Eu sabia que no momento palavras não seriam de grande utilidade. Apenas segurei a mão dele e isso o pareceu assustar. Mas ele manteve seu rosto virado para frente enquanto eu o admirava descaradamente de perfil. Lucius era realmente belo, não uma beleza comum, mas como se cada parte do rosto dele tivesse sido escolhia a dedo para ser bela. O mais talentoso pintor não seria capaz de criar algo tão harmônico.

– Como ele era? Seu avô?

– Incrível, ele era ótimo contando histórias e se preocupava com todos. Tinha um humor atípico. – ele sorriu, um sorriso infantil – Ele viveu poucas e boas. Ele se apaixonou uma vez, sabe, não por minha avó, mas por uma garota da nossa idade. Ele era mais velho do que ela alguns anos e ela era de uma família católica tradicional. E ele era judeu, um judeu que só poderia casar com uma judia.
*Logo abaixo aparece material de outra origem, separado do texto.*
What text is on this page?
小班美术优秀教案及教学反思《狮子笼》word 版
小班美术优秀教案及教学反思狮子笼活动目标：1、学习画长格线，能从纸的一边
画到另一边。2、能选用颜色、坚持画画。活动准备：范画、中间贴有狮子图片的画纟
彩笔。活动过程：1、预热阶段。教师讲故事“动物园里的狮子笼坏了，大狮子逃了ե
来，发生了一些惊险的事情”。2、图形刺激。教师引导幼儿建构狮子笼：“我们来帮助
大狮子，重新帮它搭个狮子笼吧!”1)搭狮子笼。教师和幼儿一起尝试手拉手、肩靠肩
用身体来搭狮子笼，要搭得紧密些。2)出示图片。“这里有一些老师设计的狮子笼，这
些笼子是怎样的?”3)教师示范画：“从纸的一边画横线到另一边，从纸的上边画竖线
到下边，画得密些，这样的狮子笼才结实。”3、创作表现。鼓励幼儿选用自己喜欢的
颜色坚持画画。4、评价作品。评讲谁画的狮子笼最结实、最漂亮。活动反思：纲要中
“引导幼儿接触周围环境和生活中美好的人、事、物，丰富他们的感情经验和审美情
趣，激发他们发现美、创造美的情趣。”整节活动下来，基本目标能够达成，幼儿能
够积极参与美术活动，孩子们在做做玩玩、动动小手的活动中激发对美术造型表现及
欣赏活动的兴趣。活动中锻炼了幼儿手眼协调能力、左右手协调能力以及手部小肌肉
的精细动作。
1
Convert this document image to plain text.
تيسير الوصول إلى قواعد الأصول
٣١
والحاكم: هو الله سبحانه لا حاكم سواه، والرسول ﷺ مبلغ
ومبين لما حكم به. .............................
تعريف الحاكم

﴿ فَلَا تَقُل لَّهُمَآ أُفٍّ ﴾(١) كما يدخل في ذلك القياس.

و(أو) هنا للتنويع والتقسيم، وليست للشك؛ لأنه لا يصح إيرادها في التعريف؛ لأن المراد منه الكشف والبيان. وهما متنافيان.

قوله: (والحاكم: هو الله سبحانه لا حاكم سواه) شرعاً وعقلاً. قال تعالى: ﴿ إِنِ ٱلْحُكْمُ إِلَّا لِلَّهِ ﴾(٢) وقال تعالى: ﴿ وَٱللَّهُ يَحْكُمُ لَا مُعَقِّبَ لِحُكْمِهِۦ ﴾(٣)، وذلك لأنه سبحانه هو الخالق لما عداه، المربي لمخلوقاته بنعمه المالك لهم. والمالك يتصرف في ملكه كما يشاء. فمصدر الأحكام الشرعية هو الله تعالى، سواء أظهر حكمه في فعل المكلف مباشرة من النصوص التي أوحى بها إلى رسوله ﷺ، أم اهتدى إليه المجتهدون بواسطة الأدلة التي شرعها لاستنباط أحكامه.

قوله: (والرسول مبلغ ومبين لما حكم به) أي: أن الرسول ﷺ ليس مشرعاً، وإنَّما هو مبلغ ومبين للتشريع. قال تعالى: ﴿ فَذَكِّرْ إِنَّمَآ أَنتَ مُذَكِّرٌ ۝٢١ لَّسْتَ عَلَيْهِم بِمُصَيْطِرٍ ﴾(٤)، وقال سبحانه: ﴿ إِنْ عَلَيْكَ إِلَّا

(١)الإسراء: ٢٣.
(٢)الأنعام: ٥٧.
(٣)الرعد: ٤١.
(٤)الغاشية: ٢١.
Esperei ele falar mais, mas ele não o fez. Era como se ele estivesse decidindo se deveria contar algo que parecia esconder de propósito.

– O que aconteceu com ela?

– Ela casou com outro, teve filhos, uma neta. E esta história me fez prometer a mim mesmo que quando encontrasse a garota certa eu lutaria até a minha última gota de sangue se perder para ficar com ela.

Lucius olhou para nossas mãos juntas, sua pele branca contrastando com minha pele morena e eu soube de súbito que aquilo havia sido direcionado a mim. Que ele lutaria por mim e contra mim para ficarmos juntos. Decidi não ser a vilã e fiz algo que nunca me arrependeria.

O beijei. Ele não estava tão distraído quanto pensei ou, talvez, tenha tido a mesma ideia, eu não tinha certeza, mas de imediato ele correspondeu ao beijo e segurou minha nuca. Apertei com força no seu ombro, querendo tê-lo mais perto. Enquanto ainda nos beijávamos ele passou meu braço esquerdo por cima no seu ombro.

Eu ri com a boca na dele.

– O que foi? – ele sussurrou se afastando apenas alguns centímetros de mim.

– Sério que está preocupado com o meu braço?

– Não quero você com mais um motivo para reclamar.

– Isso não é verdade. Eu não...

Parei de falar porque eu estava reclamando. Colei minha boca de volta na dele e voltamos a nos beijar.

Nem em mil anos eu havia imaginado que beijaria o meu rival, o garoto que passara um longo tempo me provocando.

E era isto que eu fazia naquele banco de madeira com a luz do poste criando sombras ao nosso redor com apenas a certeza dele a minha frente.